Bonjour à vous ! Je vous retrouve aujourd’hui, avec une série que j’ai mis plus d’un an à terminer : « ENDGAME » de James Frey.
Lance la quatrième !
Endgame est une réalité, Endgame a commencé. 12 jeunes élus, issus de grandes lignées anciennes. Elles ont été choisies il y a des milliers d’années pour enfanter notre monde. Ce sont les héritiers de la terre. Pour la sauver, ils devront résoudre la grande énigme imposée par des forces supérieures. Endgame commencera lorsque ces forces auront décidé que l’humanité ne méritera plus de vivre. L’un d’eux doit gagner Endgame, auxquels cas, nous serions tous perdus. Tous les moyens seront bons. Les règles seront bannies. Suivre son intuition sera la base du jeu. Un seul vainqueur il y aura. Une seule lignée épargnée sera.

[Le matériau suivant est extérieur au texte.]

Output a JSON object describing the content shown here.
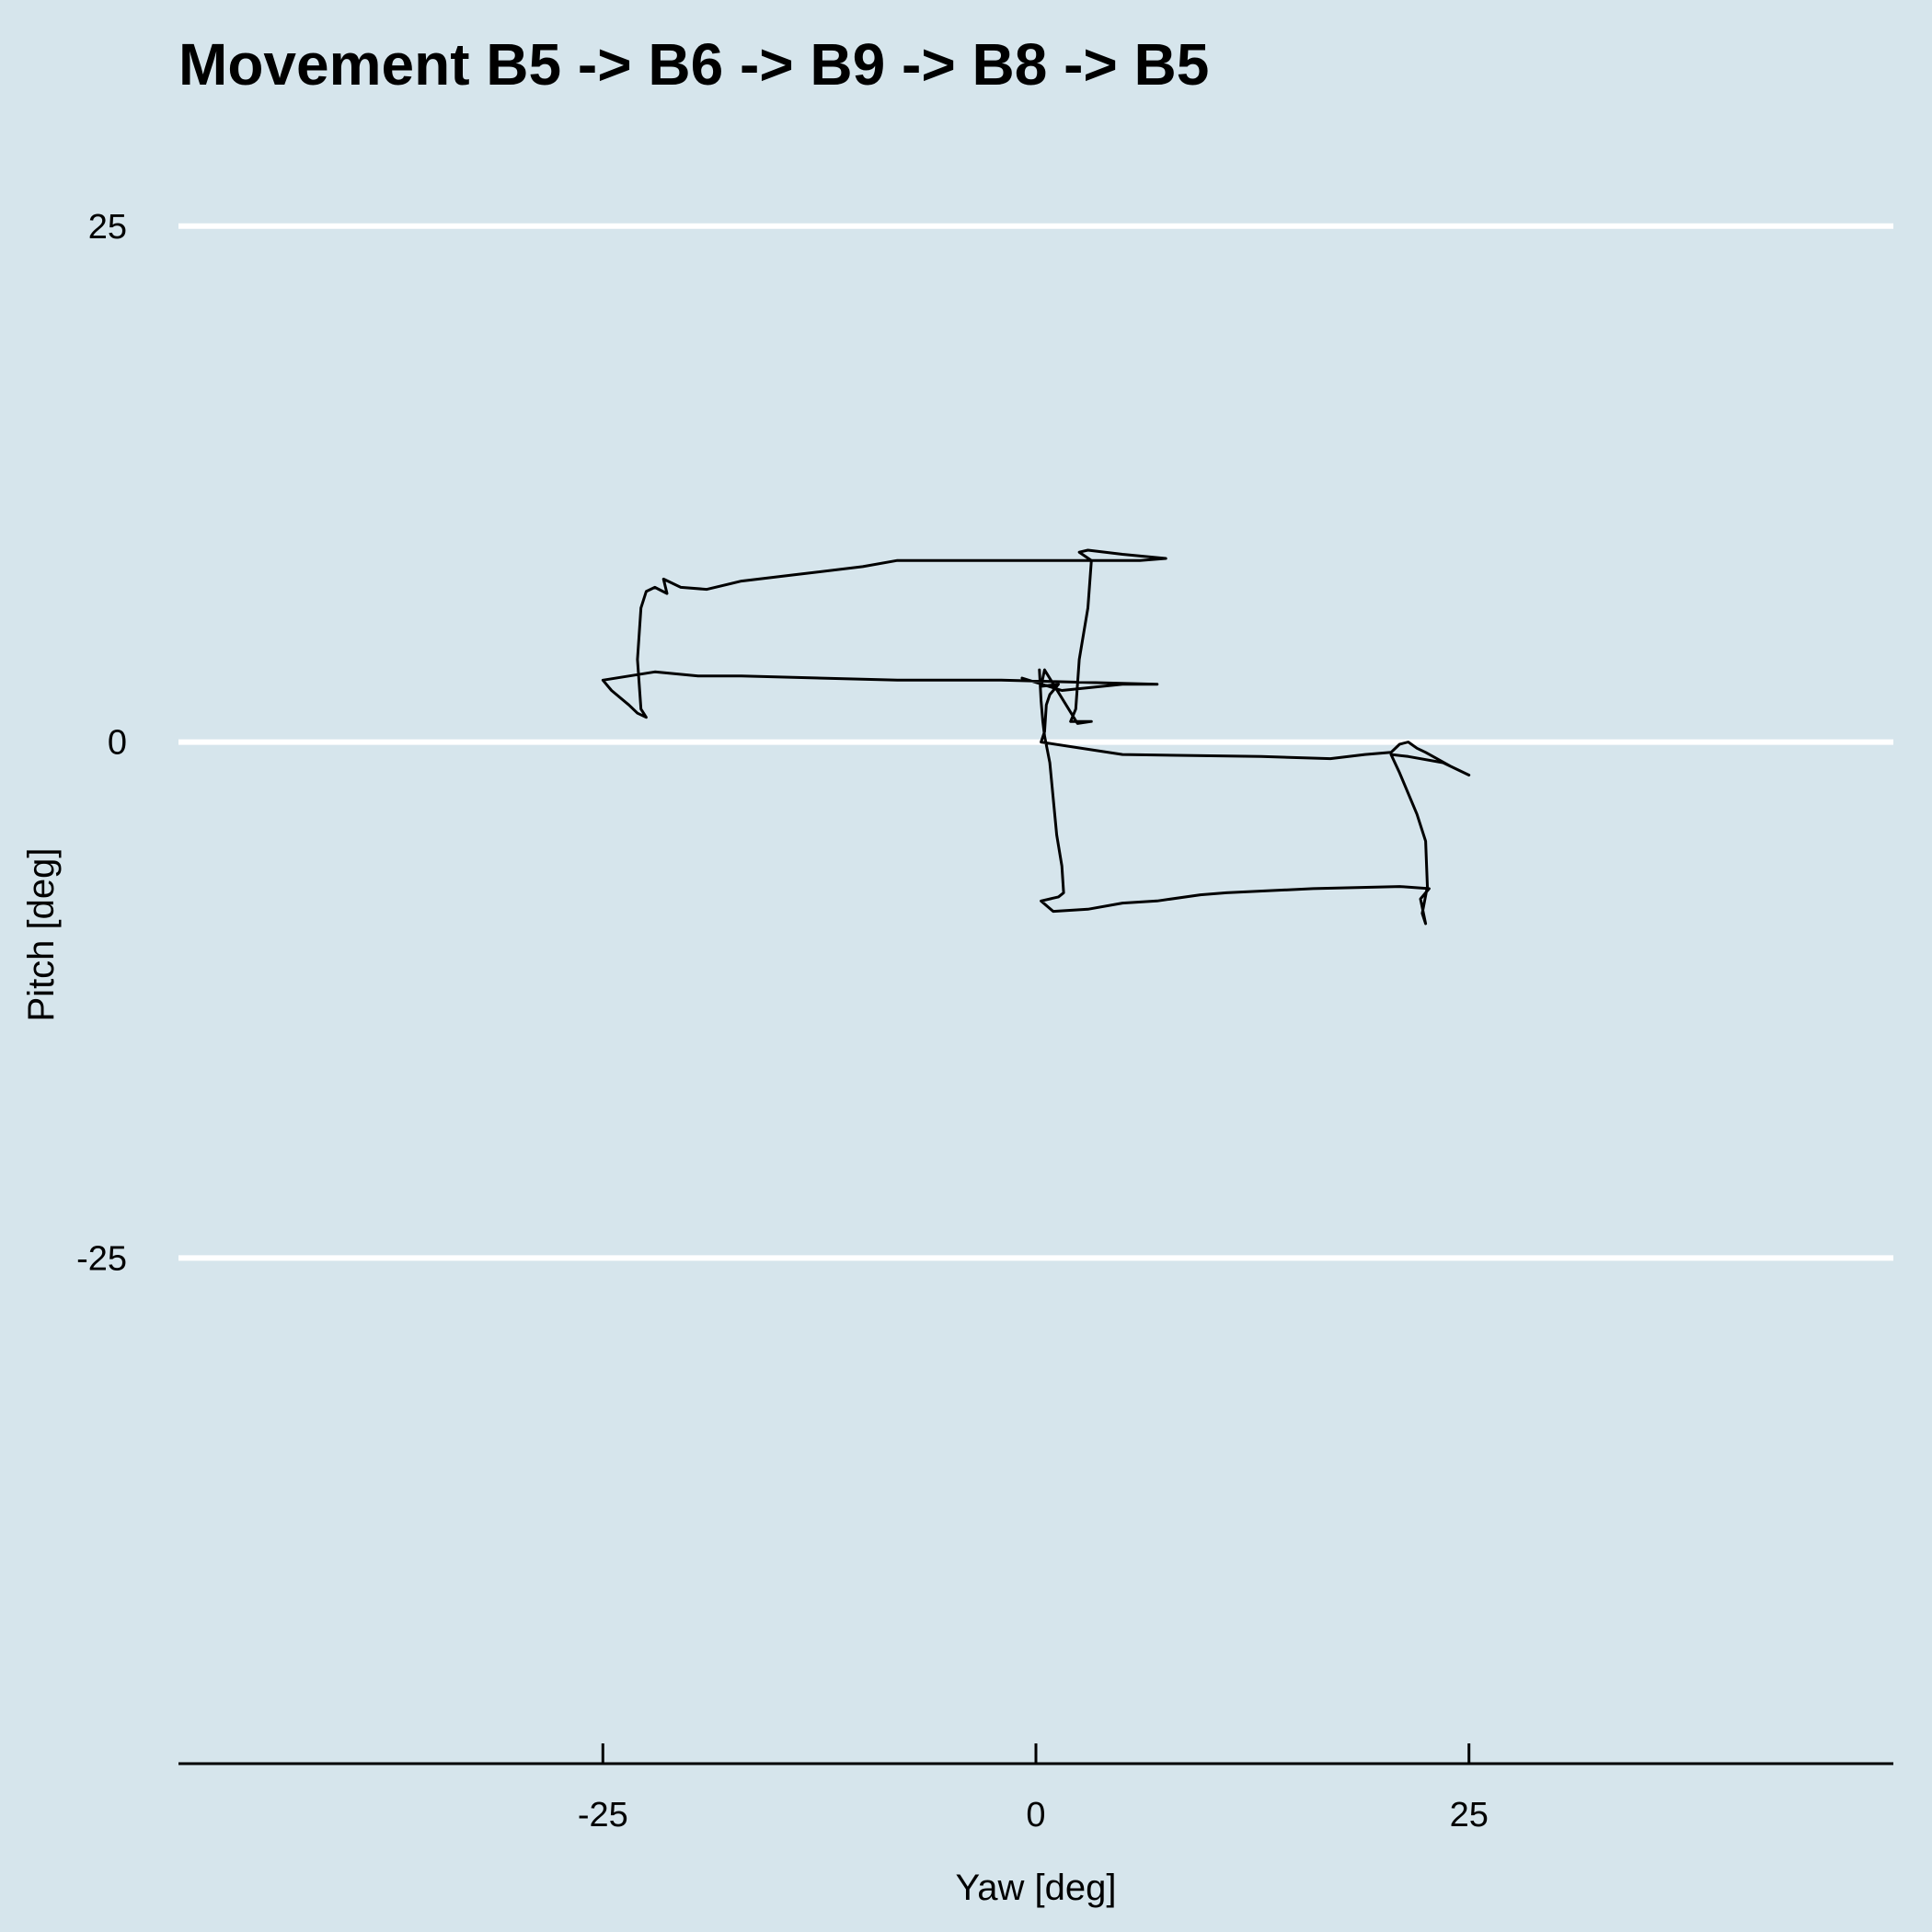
{
  "chart_data": {
    "type": "line",
    "title": "Movement B5 -> B6 -> B9 -> B8 -> B5",
    "xlabel": "Yaw [deg]",
    "ylabel": "Pitch [deg]",
    "xlim": [
      -49.5,
      49.5
    ],
    "ylim": [
      -49.5,
      31.5
    ],
    "x_ticks": [
      -25,
      0,
      25
    ],
    "x_tick_labels": [
      "-25",
      "0",
      "25"
    ],
    "y_ticks": [
      25,
      0,
      -25
    ],
    "y_tick_labels": [
      "25",
      "0",
      "-25"
    ],
    "grid": "horizontal major",
    "series": [
      {
        "values": [
          [
            -0.8,
            3.1
          ],
          [
            1.5,
            2.5
          ],
          [
            5.0,
            2.8
          ],
          [
            7.0,
            2.8
          ],
          [
            -2.0,
            3.0
          ],
          [
            -8.0,
            3.0
          ],
          [
            -17.0,
            3.2
          ],
          [
            -19.5,
            3.2
          ],
          [
            -22.0,
            3.4
          ],
          [
            -25.0,
            3.0
          ],
          [
            -24.5,
            2.5
          ],
          [
            -23.5,
            1.8
          ],
          [
            -23.0,
            1.4
          ],
          [
            -22.5,
            1.2
          ],
          [
            -22.8,
            1.6
          ],
          [
            -23.0,
            4.0
          ],
          [
            -22.8,
            6.5
          ],
          [
            -22.5,
            7.3
          ],
          [
            -22.0,
            7.5
          ],
          [
            -21.3,
            7.2
          ],
          [
            -21.5,
            7.9
          ],
          [
            -20.5,
            7.5
          ],
          [
            -19.0,
            7.4
          ],
          [
            -17.0,
            7.8
          ],
          [
            -14.0,
            8.1
          ],
          [
            -10.0,
            8.5
          ],
          [
            -8.0,
            8.8
          ],
          [
            0.0,
            8.8
          ],
          [
            6.0,
            8.8
          ],
          [
            7.5,
            8.9
          ],
          [
            5.0,
            9.1
          ],
          [
            3.0,
            9.3
          ],
          [
            2.5,
            9.2
          ],
          [
            3.2,
            8.8
          ],
          [
            3.0,
            6.5
          ],
          [
            2.5,
            4.0
          ],
          [
            2.3,
            1.6
          ],
          [
            2.0,
            1.0
          ],
          [
            3.2,
            1.0
          ],
          [
            2.4,
            0.9
          ],
          [
            0.5,
            3.5
          ],
          [
            0.3,
            2.7
          ],
          [
            1.3,
            2.8
          ],
          [
            0.8,
            2.3
          ],
          [
            0.6,
            1.8
          ],
          [
            0.5,
            0.5
          ],
          [
            0.3,
            0.0
          ],
          [
            5.0,
            -0.6
          ],
          [
            13.0,
            -0.7
          ],
          [
            17.0,
            -0.8
          ],
          [
            19.0,
            -0.6
          ],
          [
            20.5,
            -0.5
          ],
          [
            21.0,
            -0.1
          ],
          [
            21.5,
            0.0
          ],
          [
            22.0,
            -0.3
          ],
          [
            22.5,
            -0.5
          ],
          [
            24.0,
            -1.2
          ],
          [
            25.0,
            -1.6
          ],
          [
            23.5,
            -1.0
          ],
          [
            21.5,
            -0.7
          ],
          [
            20.5,
            -0.6
          ],
          [
            21.0,
            -1.5
          ],
          [
            22.0,
            -3.5
          ],
          [
            22.5,
            -4.8
          ],
          [
            22.6,
            -7.0
          ],
          [
            22.3,
            -8.3
          ],
          [
            22.5,
            -8.8
          ],
          [
            22.2,
            -7.6
          ],
          [
            22.7,
            -7.1
          ],
          [
            21.0,
            -7.0
          ],
          [
            16.0,
            -7.1
          ],
          [
            11.0,
            -7.3
          ],
          [
            9.5,
            -7.4
          ],
          [
            7.0,
            -7.7
          ],
          [
            5.0,
            -7.8
          ],
          [
            3.0,
            -8.1
          ],
          [
            1.0,
            -8.2
          ],
          [
            0.3,
            -7.7
          ],
          [
            1.3,
            -7.5
          ],
          [
            1.6,
            -7.3
          ],
          [
            1.5,
            -6.0
          ],
          [
            1.2,
            -4.5
          ],
          [
            0.8,
            -1.0
          ],
          [
            0.5,
            0.3
          ],
          [
            0.4,
            1.0
          ],
          [
            0.3,
            2.0
          ],
          [
            0.2,
            3.5
          ]
        ]
      }
    ]
  }
}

Avant de vous en dire plus, faisons un point sur l’auteur.

Petit flash sur lauteur :
James Frey est un auteur originaire de Cleveland, aux Etats-Unis. Ses quatre romans Mille morceaux, Mon ami Leonard, L.A Story et Le dernier Testament de Ben Zion Avrohom sont des best-sellers internationaux. Il est également à l’origine de la série pour adolescent Numéro Quatre, parue sous le pseudonyme Pittacus Lore. Ses livres ont fait polémiques en France. Les Inrockuptibles consacrent un article entier, à la remise en question du succès de l’auteur parlant d’un « auteur arnaqueur de la littérature US » et déclarant « Son business consiste à produire en masse des livres prêts à filmer, de la littérature en kit pour studios hollywoodiens. »

Autant vous dire que la couleur est annoncée !

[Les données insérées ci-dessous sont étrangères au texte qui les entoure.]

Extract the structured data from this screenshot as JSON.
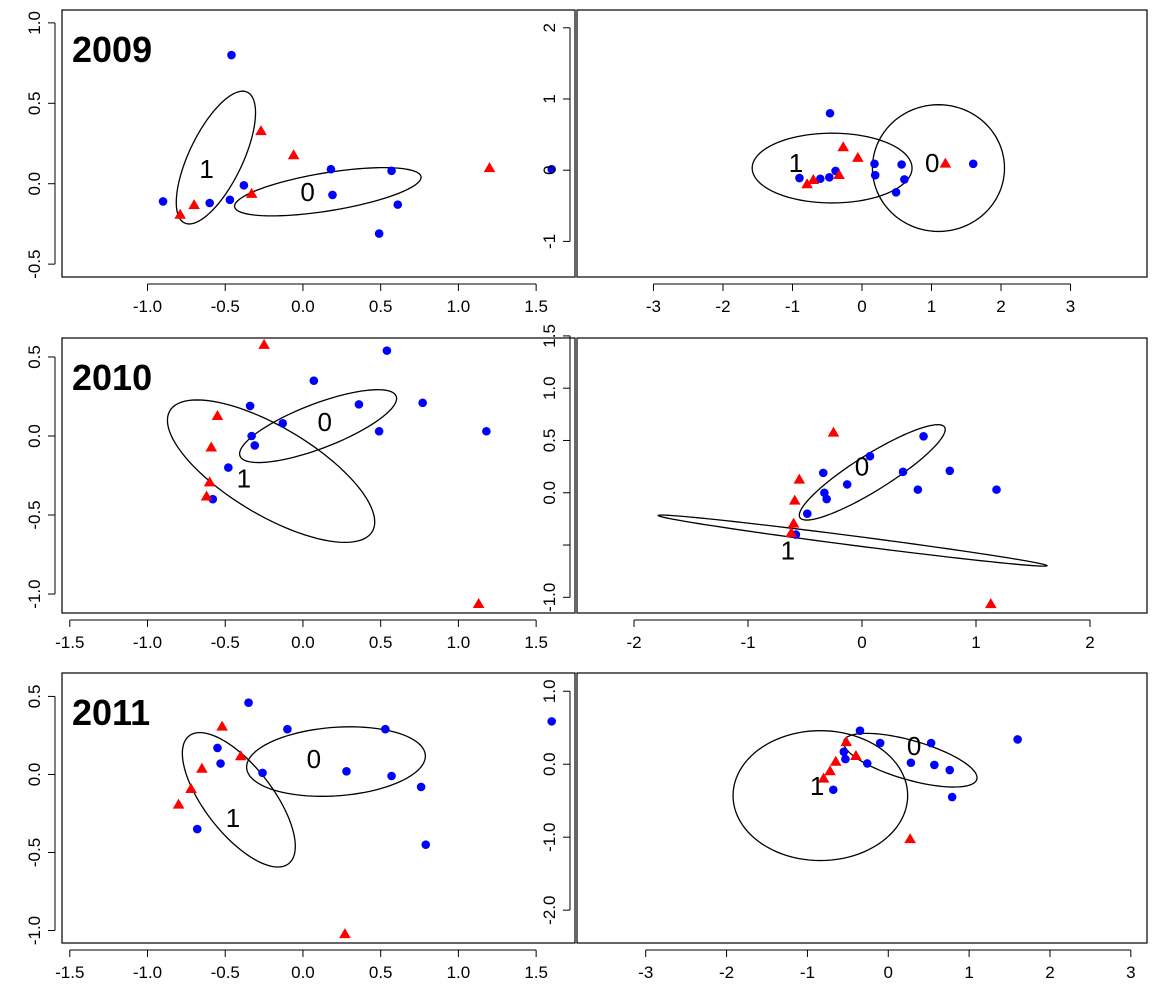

Les Tomes de la série ENDGAME :
1. L’APPEL
2. LA CLE DU CIEL
3. LES REGLES DU JEU

Maintenant que vos idées sont claires et que vous savez à quel genre de littérature nous avons affaire, je vous livre mon avis sur ce best-seller américain.

Concernant lhistoire :
Le roman jeunesse part d’une idée simple et clichée : le monde est au bord de l’extinction. 12 jeunes ont été choisis pour le sauver. Après la passion éprouvée pour Hunger Games de Suzanne Collin, ce résumé m’a conquise. À la différence d’Hunger Games où le jeu est délimité, ici il se déroule dans le monde entier. Les joueurs sont à la vue de tous. Chaque d’entre eux a une personnalité propre qui est attachante. D’autre part, les femmes comme les hommes font partis de ce jeu et sont tous redoutables, les uns autant que les autres.

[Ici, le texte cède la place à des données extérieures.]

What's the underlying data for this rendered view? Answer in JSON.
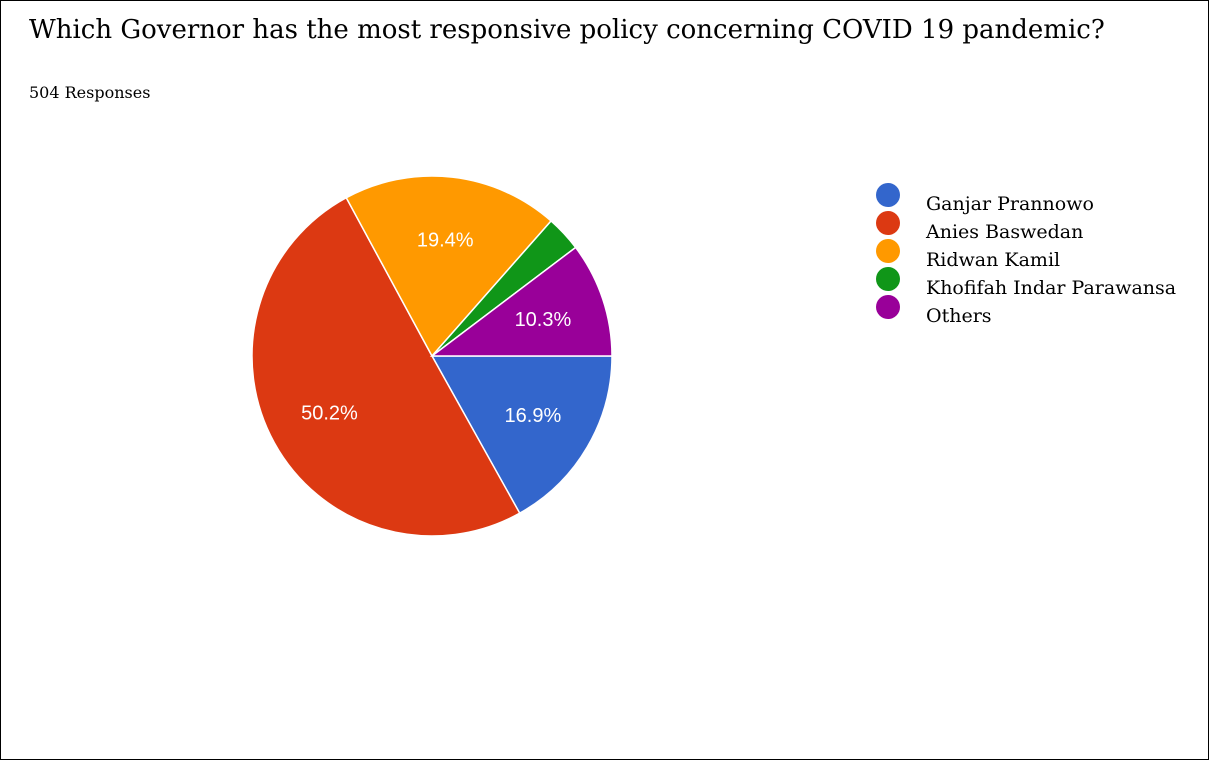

L’histoire est truffée d’actions surprenantes, parfois totalement rocambolesques. Le récit prend forme dans un monde qu’est le nôtre, avec toutes les technologies actuelles que l’on connaît. Bref, le premier tome m’a hypnotisé.

Néanmoins, si le premier tome est entêtant, le second perd de sa nervosité et le troisième s’approche d’une platitude inavouable. Les joueurs tournent en rond de façon idiote. Comme si l’auteur avait « écrit pour écrire » et allonger le nombre de pages. En bref, c’est parti crescendo pour s’écraser violemment sur le parquet de l’indifférence. J’ai éprouvé une grande déception au point final de la série. C’est un début simple avec une fin simple qui ne fonctionne pas.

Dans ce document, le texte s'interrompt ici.